Se parli più lingue o hai mai pensato di riprendere quella studiata a scuola, questa ricerca potrebbe interessarti. Non si tratta solo di migliorare la comunicazione o viaggiare con maggiore facilità. I dati suggeriscono che vivere in contesti multilingui potrebbe essere associato a un invecchiamento più lento di alcune funzioni legate alla salute, all’autonomia e alla mente.
I ricercatori hanno analizzato i dati di oltre 86 mila adulti tra i 51 e i 90 anni, provenienti da 27 Paesi europei, per comprendere se il multilinguismo fosse collegato a differenze nel ritmo dell’invecchiamento. Non hanno esaminato un singolo test del cervello, ma hanno utilizzato un indicatore più ampio, definito “età biocomportamentale”. Questo indice stima se una persona presenta caratteristiche simili a quelle di qualcuno biologicamente più giovane o più anziano della sua età anagrafica, considerando fattori favorevoli come capacità funzionale e prestazioni cognitive, e fattori sfavorevoli come problemi cardiometabolici o sensoriali.
Un aspetto importante è che il multilinguismo non è stato misurato a livello individuale, ma a livello nazionale, analizzando la diffusione della conoscenza di più lingue nella popolazione. Secondo le analisi, vivere in Paesi con un alto grado di multilinguismo è associato a un rischio inferiore di invecchiamento accelerato, sia in fotografie scattate in un momento specifico sia nel follow-up nel tempo. Al contrario, i contesti monolingui mostrano un rischio più elevato.
Questa associazione si è mantenuta anche dopo aver corretto i risultati per vari fattori di contesto, come aspetti sociali, politici e ambientali. Tuttavia, alcuni effetti si sono attenuati dopo ulteriori correzioni, suggerendo che parte del risultato potrebbe derivare da caratteristiche dei Paesi in cui il multilinguismo è più comune, non solo dalle lingue stesse.

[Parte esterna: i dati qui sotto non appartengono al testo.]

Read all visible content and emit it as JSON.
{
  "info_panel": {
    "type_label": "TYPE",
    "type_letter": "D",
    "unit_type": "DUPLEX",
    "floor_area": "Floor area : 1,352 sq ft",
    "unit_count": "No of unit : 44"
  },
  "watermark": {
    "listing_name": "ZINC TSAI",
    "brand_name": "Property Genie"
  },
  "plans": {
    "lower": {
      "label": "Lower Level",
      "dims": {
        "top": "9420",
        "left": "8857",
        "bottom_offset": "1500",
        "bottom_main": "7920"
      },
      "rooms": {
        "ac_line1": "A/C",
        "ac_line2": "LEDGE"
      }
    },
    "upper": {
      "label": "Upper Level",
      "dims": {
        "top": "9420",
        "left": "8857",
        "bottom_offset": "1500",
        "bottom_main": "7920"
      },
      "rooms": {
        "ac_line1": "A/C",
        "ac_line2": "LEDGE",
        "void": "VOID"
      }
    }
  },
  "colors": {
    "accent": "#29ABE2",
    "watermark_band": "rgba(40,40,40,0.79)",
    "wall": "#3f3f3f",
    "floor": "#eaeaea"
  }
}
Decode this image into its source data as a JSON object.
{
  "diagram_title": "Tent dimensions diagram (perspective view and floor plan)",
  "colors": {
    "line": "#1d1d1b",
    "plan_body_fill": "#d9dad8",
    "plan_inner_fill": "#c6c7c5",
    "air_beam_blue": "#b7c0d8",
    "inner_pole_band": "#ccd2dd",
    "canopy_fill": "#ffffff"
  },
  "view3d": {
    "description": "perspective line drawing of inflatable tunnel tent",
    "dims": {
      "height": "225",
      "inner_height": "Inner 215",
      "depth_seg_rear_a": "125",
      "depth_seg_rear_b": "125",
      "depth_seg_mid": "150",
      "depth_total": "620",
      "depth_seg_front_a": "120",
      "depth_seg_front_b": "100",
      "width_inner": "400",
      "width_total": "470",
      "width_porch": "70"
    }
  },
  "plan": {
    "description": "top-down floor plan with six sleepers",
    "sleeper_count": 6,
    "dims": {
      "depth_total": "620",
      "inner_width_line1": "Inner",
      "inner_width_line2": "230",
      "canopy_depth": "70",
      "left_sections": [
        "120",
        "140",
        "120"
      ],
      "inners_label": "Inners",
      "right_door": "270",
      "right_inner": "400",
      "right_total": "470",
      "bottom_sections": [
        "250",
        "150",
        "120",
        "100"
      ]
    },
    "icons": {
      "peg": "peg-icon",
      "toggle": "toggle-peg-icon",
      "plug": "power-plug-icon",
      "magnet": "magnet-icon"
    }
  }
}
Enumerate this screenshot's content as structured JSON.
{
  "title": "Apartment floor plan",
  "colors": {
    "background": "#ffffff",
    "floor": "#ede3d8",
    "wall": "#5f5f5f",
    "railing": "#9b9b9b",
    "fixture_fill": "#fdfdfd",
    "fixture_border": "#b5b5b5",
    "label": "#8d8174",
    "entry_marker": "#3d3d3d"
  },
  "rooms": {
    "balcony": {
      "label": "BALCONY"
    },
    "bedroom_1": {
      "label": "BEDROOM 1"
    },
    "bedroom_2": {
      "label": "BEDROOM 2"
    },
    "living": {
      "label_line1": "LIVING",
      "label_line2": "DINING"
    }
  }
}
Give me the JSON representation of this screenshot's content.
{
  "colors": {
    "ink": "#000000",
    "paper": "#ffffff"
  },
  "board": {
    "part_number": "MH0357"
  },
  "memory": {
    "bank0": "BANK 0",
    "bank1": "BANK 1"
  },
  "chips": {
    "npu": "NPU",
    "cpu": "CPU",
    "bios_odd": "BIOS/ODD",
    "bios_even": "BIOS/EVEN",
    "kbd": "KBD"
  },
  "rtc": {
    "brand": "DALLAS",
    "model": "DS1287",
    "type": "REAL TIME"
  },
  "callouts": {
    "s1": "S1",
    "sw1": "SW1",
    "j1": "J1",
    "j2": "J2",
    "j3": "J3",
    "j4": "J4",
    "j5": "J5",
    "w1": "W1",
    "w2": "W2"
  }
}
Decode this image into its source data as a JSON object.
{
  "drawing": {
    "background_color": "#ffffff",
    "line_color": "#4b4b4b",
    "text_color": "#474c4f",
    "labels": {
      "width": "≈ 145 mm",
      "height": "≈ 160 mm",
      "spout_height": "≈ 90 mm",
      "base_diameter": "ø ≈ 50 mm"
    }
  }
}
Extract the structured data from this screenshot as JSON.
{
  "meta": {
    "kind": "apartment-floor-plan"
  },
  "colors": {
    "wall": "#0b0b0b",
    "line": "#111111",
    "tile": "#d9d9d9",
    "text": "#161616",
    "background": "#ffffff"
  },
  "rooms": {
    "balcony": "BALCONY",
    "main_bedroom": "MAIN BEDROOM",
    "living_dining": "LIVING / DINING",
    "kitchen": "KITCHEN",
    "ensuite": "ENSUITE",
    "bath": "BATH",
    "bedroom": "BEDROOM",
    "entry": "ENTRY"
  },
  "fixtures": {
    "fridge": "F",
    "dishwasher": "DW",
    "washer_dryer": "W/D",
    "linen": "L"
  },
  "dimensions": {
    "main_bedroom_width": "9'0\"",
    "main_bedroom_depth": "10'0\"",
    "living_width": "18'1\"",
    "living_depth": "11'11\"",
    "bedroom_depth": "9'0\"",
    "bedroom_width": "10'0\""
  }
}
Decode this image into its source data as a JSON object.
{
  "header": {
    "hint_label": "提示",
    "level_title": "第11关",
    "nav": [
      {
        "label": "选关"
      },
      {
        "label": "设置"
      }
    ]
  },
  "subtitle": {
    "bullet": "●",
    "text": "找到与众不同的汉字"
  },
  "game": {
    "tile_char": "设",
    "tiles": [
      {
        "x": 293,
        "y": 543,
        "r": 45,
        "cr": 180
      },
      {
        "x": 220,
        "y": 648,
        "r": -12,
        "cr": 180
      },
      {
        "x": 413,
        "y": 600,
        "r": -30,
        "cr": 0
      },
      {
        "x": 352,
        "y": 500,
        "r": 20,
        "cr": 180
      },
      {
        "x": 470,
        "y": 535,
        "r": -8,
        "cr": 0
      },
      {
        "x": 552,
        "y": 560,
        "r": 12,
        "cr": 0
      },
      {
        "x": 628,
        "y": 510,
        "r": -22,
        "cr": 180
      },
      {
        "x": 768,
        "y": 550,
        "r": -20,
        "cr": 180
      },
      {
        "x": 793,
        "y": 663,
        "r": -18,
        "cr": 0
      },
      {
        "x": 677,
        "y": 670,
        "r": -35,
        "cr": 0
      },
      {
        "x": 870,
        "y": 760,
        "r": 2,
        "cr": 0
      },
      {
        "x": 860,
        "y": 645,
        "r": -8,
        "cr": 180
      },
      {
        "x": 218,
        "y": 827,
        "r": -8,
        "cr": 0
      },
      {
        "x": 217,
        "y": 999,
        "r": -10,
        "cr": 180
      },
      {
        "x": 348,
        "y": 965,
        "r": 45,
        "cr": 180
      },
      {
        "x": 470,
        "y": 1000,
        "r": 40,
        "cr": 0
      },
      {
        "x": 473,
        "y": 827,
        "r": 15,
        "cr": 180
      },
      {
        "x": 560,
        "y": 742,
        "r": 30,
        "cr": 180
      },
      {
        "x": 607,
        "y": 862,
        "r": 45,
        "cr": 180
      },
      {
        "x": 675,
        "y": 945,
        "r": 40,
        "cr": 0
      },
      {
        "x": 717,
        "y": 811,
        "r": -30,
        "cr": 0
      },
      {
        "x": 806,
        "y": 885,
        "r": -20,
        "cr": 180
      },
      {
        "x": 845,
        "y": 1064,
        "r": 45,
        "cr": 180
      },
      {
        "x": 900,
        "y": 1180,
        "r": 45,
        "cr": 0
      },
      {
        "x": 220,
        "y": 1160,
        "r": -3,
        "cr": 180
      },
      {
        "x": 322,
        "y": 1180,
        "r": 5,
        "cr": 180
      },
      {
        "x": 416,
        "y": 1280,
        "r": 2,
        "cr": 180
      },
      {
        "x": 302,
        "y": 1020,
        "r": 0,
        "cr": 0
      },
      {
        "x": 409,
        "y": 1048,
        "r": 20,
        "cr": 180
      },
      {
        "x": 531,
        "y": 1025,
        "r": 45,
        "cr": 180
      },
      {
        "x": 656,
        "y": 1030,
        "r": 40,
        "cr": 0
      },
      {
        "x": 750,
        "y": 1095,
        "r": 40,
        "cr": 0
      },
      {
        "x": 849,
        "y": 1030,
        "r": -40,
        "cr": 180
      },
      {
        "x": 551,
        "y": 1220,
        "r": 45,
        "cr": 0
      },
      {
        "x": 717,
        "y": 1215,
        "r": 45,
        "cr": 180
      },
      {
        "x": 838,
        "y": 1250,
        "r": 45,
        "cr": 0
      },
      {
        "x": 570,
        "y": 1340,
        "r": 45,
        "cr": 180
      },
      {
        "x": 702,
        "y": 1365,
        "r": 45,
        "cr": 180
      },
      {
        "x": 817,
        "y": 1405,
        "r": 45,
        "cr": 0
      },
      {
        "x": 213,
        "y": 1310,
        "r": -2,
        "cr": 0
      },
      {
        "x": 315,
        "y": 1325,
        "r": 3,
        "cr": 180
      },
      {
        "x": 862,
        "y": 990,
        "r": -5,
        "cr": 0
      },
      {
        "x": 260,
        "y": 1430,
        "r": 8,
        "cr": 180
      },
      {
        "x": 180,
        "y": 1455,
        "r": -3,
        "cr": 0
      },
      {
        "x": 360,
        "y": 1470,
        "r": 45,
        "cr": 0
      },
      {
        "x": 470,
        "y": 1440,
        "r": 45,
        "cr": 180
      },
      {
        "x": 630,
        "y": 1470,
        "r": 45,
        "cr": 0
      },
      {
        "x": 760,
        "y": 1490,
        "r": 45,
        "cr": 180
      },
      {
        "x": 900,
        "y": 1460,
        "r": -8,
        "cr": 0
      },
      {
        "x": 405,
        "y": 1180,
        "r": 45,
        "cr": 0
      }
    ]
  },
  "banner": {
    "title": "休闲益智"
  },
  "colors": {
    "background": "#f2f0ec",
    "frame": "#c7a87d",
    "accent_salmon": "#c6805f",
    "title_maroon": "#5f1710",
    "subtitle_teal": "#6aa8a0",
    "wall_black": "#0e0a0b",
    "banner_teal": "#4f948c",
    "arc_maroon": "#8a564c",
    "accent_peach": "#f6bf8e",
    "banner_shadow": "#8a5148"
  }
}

Il tema è rilevante per la vita quotidiana: esistono abitudini mentali che possono aiutare a mantenere a lungo autonomia e funzioni cognitive? Questo studio suggerisce che l’uso di più lingue possa rappresentare un esercizio mentale complesso, coinvolgendo attenzione, memoria e controllo esecutivo. Non si può affermare che imparare una lingua “ringiovanisca il cervello” in modo garantito, ma attività mentalmente impegnative, integrate nella vita quotidiana e mantenute nel tempo, potrebbero contribuire a uno stile di vita favorevole all’invecchiamento in salute.
Tuttavia, non si può parlare di causa-effetto. Lo studio mostra un’associazione, ma non dimostra che parlare più lingue sia la causa diretta di un invecchiamento più lento. Inoltre, l’esposizione è stata misurata a livello nazionale, non individuale, quindi non possiamo affermare con certezza che una persona bilingue o trilingue avrà quel vantaggio. Paesi multilingui possono differire anche per istruzione, mobilità e opportunità culturali.
In conclusione, studiare e praticare lingue può essere una scelta arricchente e potenzialmente favorevole anche sul piano cognitivo, ma questo studio non basta per trasformarla in una prescrizione di salute. È un invito a ulteriori ricerche e un promemoria che il cervello, come il resto del corpo, risponde a come lo utilizziamo nel tempo.